CHRONIQUE / Plusieurs plages de la région affichent «baignade sans surveillance» depuis quelques semaines. Les piscines publiques ont fermé leurs portes alors que le soleil et la chaleur n'ont pas encore dit leur dernier mot.

Des sites touristiques ont perdu leurs employés au moment où les visiteurs européens débarquent dans la région. L'inévitable rentrée scolaire cause chaque année des maux de tête au secteur saisonnier. Bon nombre de cégépiens et d'universitaires ont déserté leur travail estival pour le début des classes. L'éducation, c'est leur priorité et il faut l'encourager.

Mais si le cégep pouvait commencer un peu plus tard?

La rentrée collégiale se déroule dans la troisième semaine d'août. Plusieurs prennent en plus une semaine de congé avant le début des classes, histoire de profiter de l'été. Pas étonnant que les gens d'affaires, l'industrie touristique et le milieu agricole aient déjà réclamé la modification du calendrier scolaire. Enfant, je me souviens que mon père, maraîcher, s'indignait de ce décalage évident. Un décalage qui peut avoir des conséquences sur l'économie d'un milieu, mais aussi sur la sécurité des gens.

«On perd nos sauveteurs trop tôt. On met une pancarte ''baignade sans surveillance''. Mais les gens se baignent quand même, car il fait encore très beau», m'a récemment raconté le maire de Métabetchouan-Lac-à-la-Croix, Lawrence Potvin, en parlant de sa populaire plage qui est sans surveillance depuis quelques semaines.

Malgré les multiples demandes, le gouvernement n'a jamais changé les choses. Pourquoi? Plusieurs ont mis la faute sur les syndicats. Mais je doute que les enseignants s'opposent à ce point à un changement de calendrier. On ne coupe tout de même pas dans les vacances.

La loi oblige les collèges à offrir 82 jours de classe pour une session. C'est pour cette raison que les cours débutent en août. Tout le monde veut fermer les livres avant Noël.

Le modèle qu'on retrouve dans quelques pays européens serait cependant facile à copier. Les étudiants commencent en septembre et font leur examen au retour de la période des Fêtes. L'autre session reprend en février pour se terminer en juin, plutôt qu'en mai.

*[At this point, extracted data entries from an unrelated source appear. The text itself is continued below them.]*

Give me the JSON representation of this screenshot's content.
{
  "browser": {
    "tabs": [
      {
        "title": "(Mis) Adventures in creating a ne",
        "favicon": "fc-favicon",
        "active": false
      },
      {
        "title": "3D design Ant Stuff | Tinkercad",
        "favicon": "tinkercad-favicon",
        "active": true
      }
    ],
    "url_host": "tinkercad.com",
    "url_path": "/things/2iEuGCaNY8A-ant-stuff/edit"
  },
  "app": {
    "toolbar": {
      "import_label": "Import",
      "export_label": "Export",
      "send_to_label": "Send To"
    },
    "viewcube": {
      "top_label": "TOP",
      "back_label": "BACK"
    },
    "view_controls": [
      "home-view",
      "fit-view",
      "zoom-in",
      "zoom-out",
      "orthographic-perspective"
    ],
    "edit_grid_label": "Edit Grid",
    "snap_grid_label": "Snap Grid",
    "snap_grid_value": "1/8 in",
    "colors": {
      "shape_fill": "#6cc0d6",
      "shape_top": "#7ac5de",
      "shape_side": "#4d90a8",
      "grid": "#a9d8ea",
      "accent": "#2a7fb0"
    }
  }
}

J'ai écrit cette idée il y a quelques années dans ces pages. Mais force est de constater qu'elle n'était pas assez bonne pour être reprise.

Pour savoir si j'étais dans le champ, j'ai décidé d'appeler le président-directeur général de la Fédération des cégeps, Bernard Tremblay. Ce dernier a d'emblée admis que les impacts de ce calendrier étaient bien réels.

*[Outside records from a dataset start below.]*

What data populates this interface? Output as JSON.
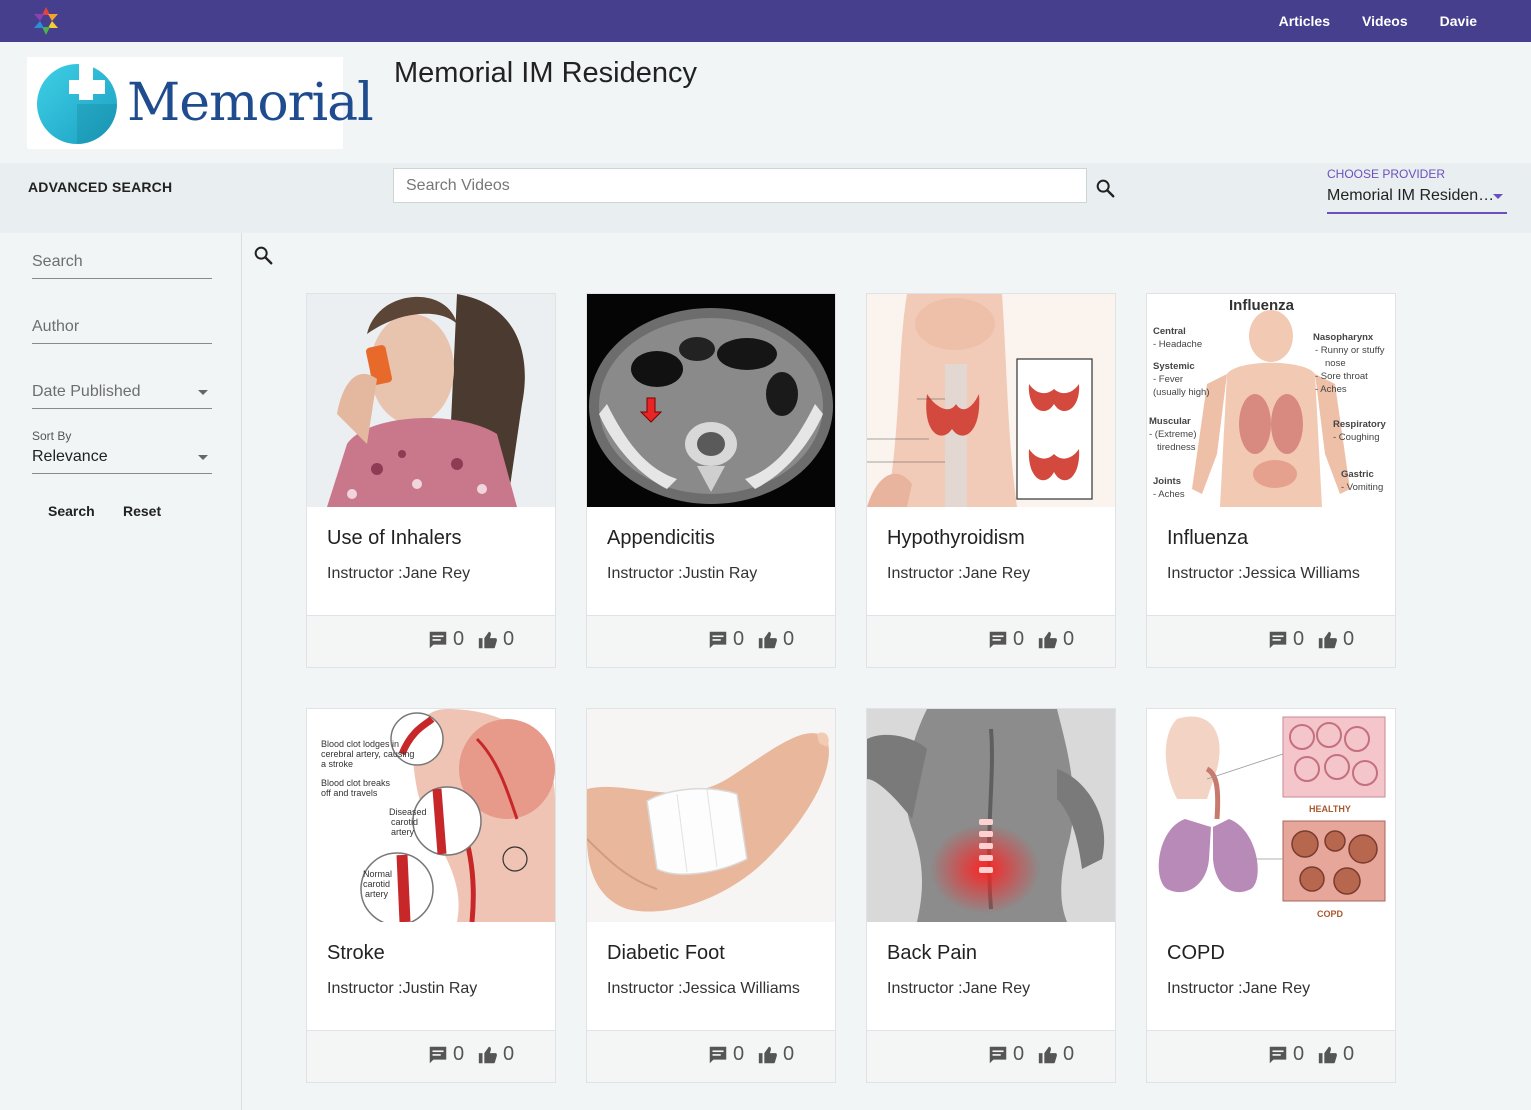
{
  "nav": {
    "links": [
      "Articles",
      "Videos",
      "Davie"
    ]
  },
  "header": {
    "brand_text": "Memorial",
    "page_title": "Memorial IM Residency"
  },
  "search_strip": {
    "advanced_label": "ADVANCED SEARCH",
    "search_placeholder": "Search Videos",
    "provider_label": "CHOOSE PROVIDER",
    "provider_value": "Memorial IM Residen…"
  },
  "sidebar": {
    "search_placeholder": "Search",
    "author_placeholder": "Author",
    "date_label": "Date Published",
    "sort_label": "Sort By",
    "sort_value": "Relevance",
    "search_button": "Search",
    "reset_button": "Reset"
  },
  "cards": [
    {
      "title": "Use of Inhalers",
      "instructor": "Instructor :Jane Rey",
      "comments": "0",
      "likes": "0",
      "image": "inhaler-photo"
    },
    {
      "title": "Appendicitis",
      "instructor": "Instructor :Justin Ray",
      "comments": "0",
      "likes": "0",
      "image": "ct-scan"
    },
    {
      "title": "Hypothyroidism",
      "instructor": "Instructor :Jane Rey",
      "comments": "0",
      "likes": "0",
      "image": "thyroid-diagram"
    },
    {
      "title": "Influenza",
      "instructor": "Instructor :Jessica Williams",
      "comments": "0",
      "likes": "0",
      "image": "influenza-diagram"
    },
    {
      "title": "Stroke",
      "instructor": "Instructor :Justin Ray",
      "comments": "0",
      "likes": "0",
      "image": "stroke-diagram"
    },
    {
      "title": "Diabetic Foot",
      "instructor": "Instructor :Jessica Williams",
      "comments": "0",
      "likes": "0",
      "image": "foot-photo"
    },
    {
      "title": "Back Pain",
      "instructor": "Instructor :Jane Rey",
      "comments": "0",
      "likes": "0",
      "image": "back-photo"
    },
    {
      "title": "COPD",
      "instructor": "Instructor :Jane Rey",
      "comments": "0",
      "likes": "0",
      "image": "lung-diagram"
    }
  ],
  "image_text": {
    "influenza": {
      "title": "Influenza",
      "labels": [
        "Central",
        "- Headache",
        "Systemic",
        "- Fever",
        "(usually high)",
        "Muscular",
        "- (Extreme)",
        "tiredness",
        "Joints",
        "- Aches",
        "Nasopharynx",
        "- Runny or stuffy",
        "nose",
        "- Sore throat",
        "- Aches",
        "Respiratory",
        "- Coughing",
        "Gastric",
        "- Vomiting"
      ]
    },
    "stroke": {
      "labels": [
        "Blood clot lodges in",
        "cerebral artery, causing",
        "a stroke",
        "Blood clot breaks",
        "off and travels",
        "Diseased",
        "carotid",
        "artery",
        "Normal",
        "carotid",
        "artery"
      ]
    },
    "copd": {
      "labels": [
        "HEALTHY",
        "COPD"
      ]
    }
  },
  "colors": {
    "nav_bg": "#463f8e",
    "accent": "#6c4fbf",
    "brand_blue": "#1e4c8f",
    "brand_teal": "#2bb7d4"
  }
}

«Ce n'est pas par caprice ou manque de considérations envers ces enjeux qu'on ne change pas les choses. Les enjeux sur le plan économique, ils sont clairs, ils sont là. On le comprend d'ailleurs», a exprimé M. Tremblay, qui a bien voulu discuter du sujet avec l'auteure de ces lignes. Mais à son avis, personne n'a encore trouvé la solution miracle pour faire plaisir à tous.

M. Tremblay s'est cependant montré très ouvert à ma suggestion. Notre discussion a même permis de convenir qu'un projet pilote en ce sens permettrait de mesurer la faisabilité d'un tel changement. «Je ne suis pas un spécialiste de l'organisation scolaire. Mais un projet pilote dans un programme en particulier serait une idée à ne pas négliger», a-t-il laissé tomber. Wow! C'est la première fois que j'entendais un intervenant du milieu scolaire aller aussi loin dans cette idée.

Parce qu'il ne faut pas oublier qu'un cégep, c'est bien plus qu'une école traditionnelle. C'est avant tout «la chose de son milieu», a rappelé M. Tremblay, citant le rapport Parent. Une chose du milieu qui doit refléter les besoins de son milieu.